San Jon family donates antique printing press to museum

Gerlad White, left, demonstrates to Gilbert Rivera, right, how the Challenge Gordon printing press works.

Gerald White, left, demonstrates to Gilbert Rivera, right, how the Challenge Gordon printing press works.

By Thomas Garcia
QCS Senior Writer

A San Jon family donated a 19th-century Challenge Gordon platen-job printing press that has been in their family since 1950, to the Tucumcari Historical Museum.

Gerald White and Carol White Nash watched as a skid loader lifted and removed the more than 200-pound press that had been in the family home since 1966.

The Challenge Gordon, built by Shneidewend & Lee of Chicago, made its appearance in 1884 and was in production until 1910.

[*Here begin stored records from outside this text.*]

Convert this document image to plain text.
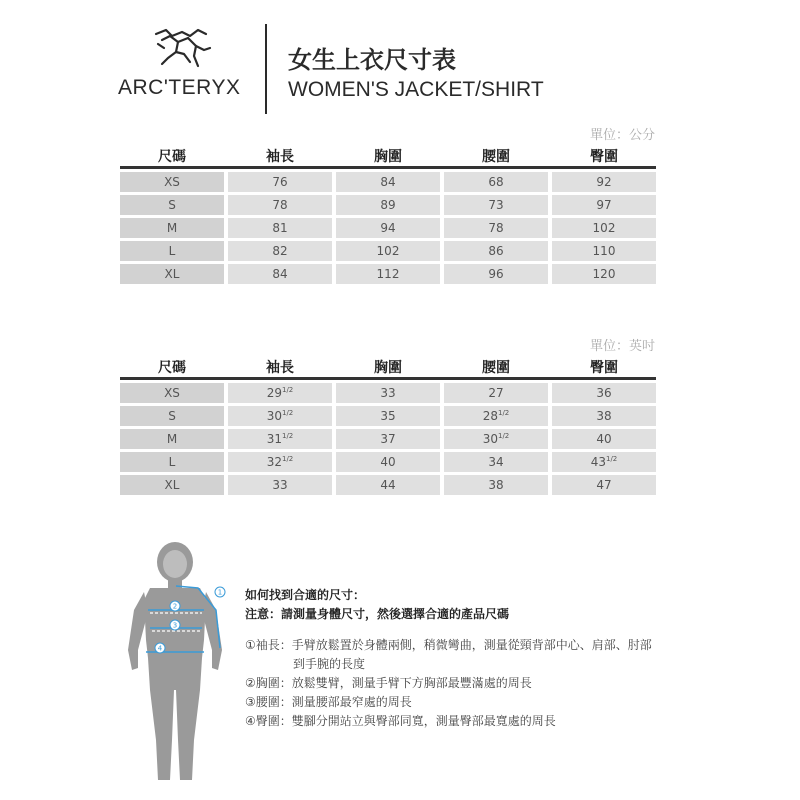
ARC'TERYX
女生上衣尺寸表
WOMEN'S JACKET/SHIRT
單位：公分
尺碼		袖長		胸圍		腰圍		臀圍
XS		76		84		68		92
S		78		89		73		97
M		81		94		78		102
L		82		102		86		110
XL		84		112		96		120
單位：英吋
尺碼		袖長		胸圍		腰圍		臀圍
XS		$29^{1/2}$		33		27		36
S		$30^{1/2}$		35		$28^{1/2}$		38
M		$31^{1/2}$		37		$30^{1/2}$		40
L		$32^{1/2}$		40		34		$43^{1/2}$
XL		33		44		38		47
1
2
3
4
如何找到合適的尺寸：
注意：請測量身體尺寸，然後選擇合適的產品尺碼
①袖長：手臂放鬆置於身體兩側，稍微彎曲，測量從頸背部中心、肩部、肘部
到手腕的長度
②胸圍：放鬆雙臂，測量手臂下方胸部最豐滿處的周長
③腰圍：測量腰部最窄處的周長
④臀圍：雙腳分開站立與臀部同寬，測量臀部最寬處的周長
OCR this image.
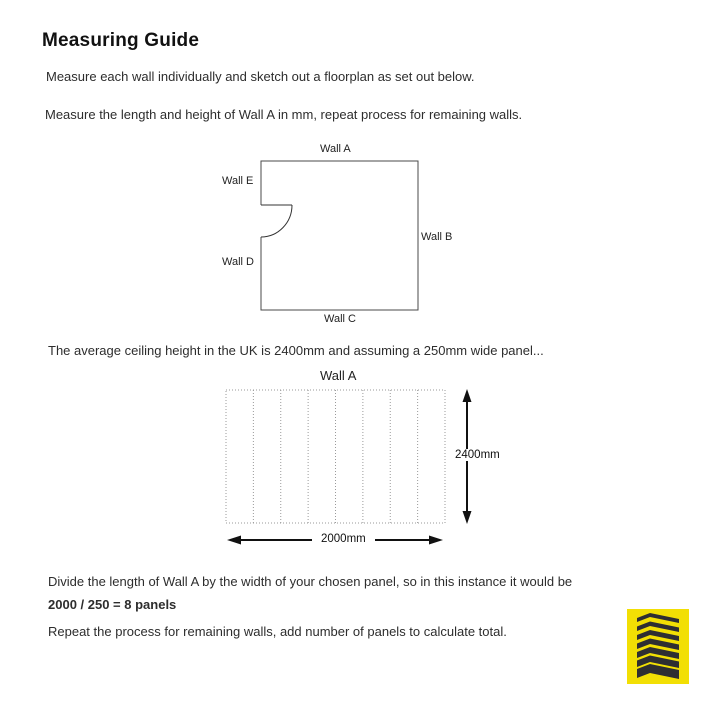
Measuring Guide
Measure each wall individually and sketch out a floorplan as set out below.
Measure the length and height of Wall A in mm, repeat process for remaining walls.
Wall A
Wall E
Wall B
Wall D
Wall C
The average ceiling height in the UK is 2400mm and assuming a 250mm wide panel...
Wall A
2400mm
2000mm
Divide the length of Wall A by the width of your chosen panel, so in this instance it would be
2000 / 250 = 8 panels
Repeat the process for remaining walls, add number of panels to calculate total.
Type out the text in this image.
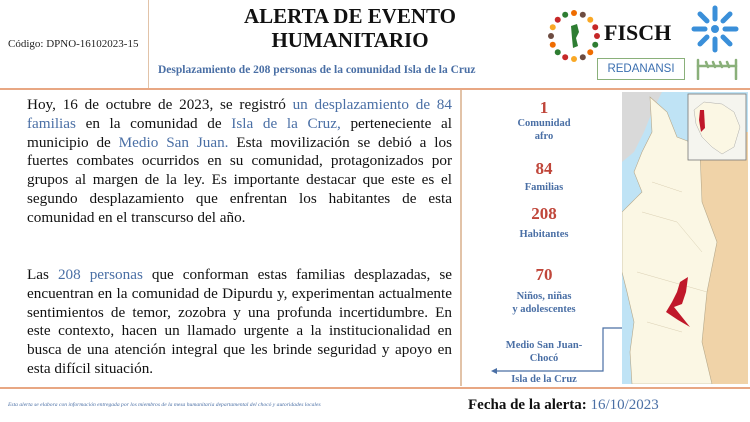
Código: DPNO-16102023-15
ALERTA DE EVENTO
HUMANITARIO
Desplazamiento de 208 personas de la comunidad Isla de la Cruz
FISCH
REDANANSI
Hoy, 16 de octubre de 2023, se registró un desplazamiento de 84 familias en la comunidad de Isla de la Cruz, perteneciente al municipio de Medio San Juan. Esta movilización se debió a los fuertes combates ocurridos en su comunidad, protagonizados por grupos al margen de la ley. Es importante destacar que este es el segundo desplazamiento que enfrentan los habitantes de esta comunidad en el transcurso del año.
Las 208 personas que conforman estas familias desplazadas, se encuentran en la comunidad de Dipurdu y, experimentan actualmente sentimientos de temor, zozobra y una profunda incertidumbre. En este contexto, hacen un llamado urgente a la institucionalidad en busca de una atención integral que les brinde seguridad y apoyo en esta difícil situación.
1
Comunidad
afro
84
Familias
208
Habitantes
70
Niños, niñas
y adolescentes
Medio San Juan-
Chocó
Isla de la Cruz
Esta alerta se elabora con información entregada por los miembros de la mesa humanitaria departamental del chocó y autoridades locales	Fecha de la alerta: 16/10/2023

Their father, Clark T. White, originally purchased the press in the 1950s from I.L. Flower. The press would come to rest in the corner of the garage where Clark operated the “Horned Toad Press.”

“I believe my father moved that press into the corner of the garage not ever thinking about how to get it out,” Gerald said.

Marlin Terry, Terry’s Service Center Inc., used a skid loader and trailer to transport the press from the Whites’ home in San Jon to the Tucumcari Historical Museum.

“I truly appreciate all that Marlin did for us in moving this press,” Gerald said. “It would have been a tremendous undertaking if it had not been for his generosity.”

Gerald said his father used the press to print various items including school programs, stationery, Christmas greetings and napkins for weddings and anniversaries.

“We became very familiar with the workings of the printing press growing up,” Carol Nash said.

The process of printing on the press first started with placing the type into a composing stick by hand.

The type was made up of individual letters manufactured backwards out of lead in varying font size and type.
Gerald said the type had to be backward in order for the copy to print properly on the paper. He said each line of type had to be placed into the chase with blocks of wood called “furniture” to take up the excess space. This process was repeated line by line and when finished, an iron wedge called “Quoins” kept everything in place, Gerald added.

Nash said the chase was set and locked in place, ink was applied to the ink plate and a person would press their foot down on the pedal to start the machine. She said rollers would cross the ink plate and then would roll over the type letters that would then be applied and pressed onto the paper.

“Sometimes you’d print one sheet to make sure it was aligned right and the type print took,” Gerald said.

Gerald said his father first learned how to set type when he was 6 years old. He said his grandparents, Jesse and Arba White, bought the San Jon Sentinel newspaper in 1914. “For 14 years my father and his sisters, Francis and Ila, were involved with the preparing and printing of the paper,” Gerald added.

“I was told by my dad when he was 12, my grandfather yelled ‘Clark, get in here and start setting type!’ which ruined a serious marble competition between my father and his friend Aubrey Armstrong,” Gerald said.

“It is so wonderful of the Whites to donate this printing press to the museum, said Paula Neese, museum director.

Neese said the press is an asset to the museum and she hopes the Whites would give a demonstration to the public on how the press works. She said the exhibit is being developed and will be available to be viewed during regular business hours.